The study found that increasing the activity of an enzyme known as glycogen phosphorylase (GlyP) can help clear excess sugar from neurons, leading to reduced tau accumulation and oxidative damage.

Moreover, dietary restriction (DR) has been shown to boost GlyP activity, yielding improved outcomes in tauopathy models, with pharmacological mimetics like 8-Br-cAMP able to replicate these beneficial effects.

The collaborative research approach, which integrated expertise from various fields such as fly aging, neurodegeneration, proteomics, and human induced pluripotent stem cells (iPSCs), significantly contributed to the study's findings.

The implications of the study suggest that GLP-1 drugs, while primarily used for weight loss, may also have therapeutic potential against dementia by mimicking the effects of dietary restriction and promoting healthy brain metabolism.

Researchers also observed similar glycogen accumulation and protective effects of GlyP in human neurons derived from patients with frontotemporal dementia, indicating a promising avenue for translational therapies.

Professor Pankaj Kapahi emphasized the significance of this research, noting that glycogen plays an active role in neurodegeneration rather than merely serving as an energy reserve.

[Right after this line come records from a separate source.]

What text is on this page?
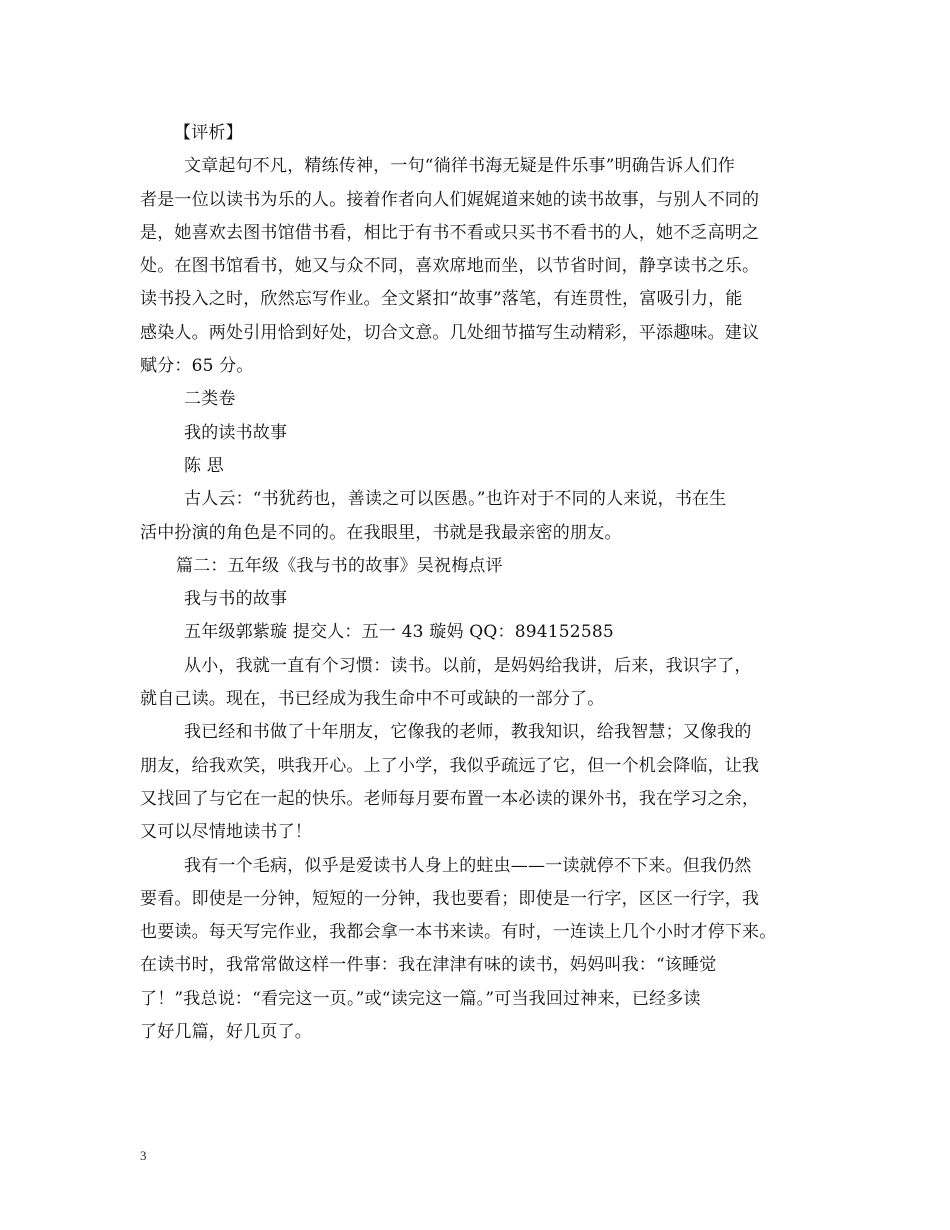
【评析】
文章起句不凡，精练传神，一句“徜徉书海无疑是件乐事”明确告诉人们作
者是一位以读书为乐的人。接着作者向人们娓娓道来她的读书故事，与别人不同的
是，她喜欢去图书馆借书看，相比于有书不看或只买书不看书的人，她不乏高明之
处。在图书馆看书，她又与众不同，喜欢席地而坐，以节省时间，静享读书之乐。
读书投入之时，欣然忘写作业。全文紧扣“故事”落笔，有连贯性，富吸引力，能
感染人。两处引用恰到好处，切合文意。几处细节描写生动精彩，平添趣味。建议
赋分：65 分。
二类卷
我的读书故事
陈 思
古人云：“书犹药也，善读之可以医愚。”也许对于不同的人来说，书在生
活中扮演的角色是不同的。在我眼里，书就是我最亲密的朋友。
篇二：五年级《我与书的故事》吴祝梅点评
我与书的故事
五年级郭紫璇 提交人：五一 43 璇妈 QQ：894152585
从小，我就一直有个习惯：读书。以前，是妈妈给我讲，后来，我识字了，
就自己读。现在，书已经成为我生命中不可或缺的一部分了。
我已经和书做了十年朋友，它像我的老师，教我知识，给我智慧；又像我的
朋友，给我欢笑，哄我开心。上了小学，我似乎疏远了它，但一个机会降临，让我
又找回了与它在一起的快乐。老师每月要布置一本必读的课外书，我在学习之余，
又可以尽情地读书了！
我有一个毛病，似乎是爱读书人身上的蛀虫——一读就停不下来。但我仍然
要看。即使是一分钟，短短的一分钟，我也要看；即使是一行字，区区一行字，我
也要读。每天写完作业，我都会拿一本书来读。有时，一连读上几个小时才停下来。
在读书时，我常常做这样一件事：我在津津有味的读书，妈妈叫我：“该睡觉
了！”我总说：“看完这一页。”或“读完这一篇。”可当我回过神来，已经多读
了好几篇，好几页了。
3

The study's findings were bolstered by the collaborative efforts of various laboratories at the Buck Institute and Emory University, which contributed significantly to its methodologies and conclusions.

Interestingly, GlyP levels can be naturally increased through fasting, and this enzyme's activity may also be enhanced by GLP-1 receptor agonist drugs, which are typically prescribed for weight loss.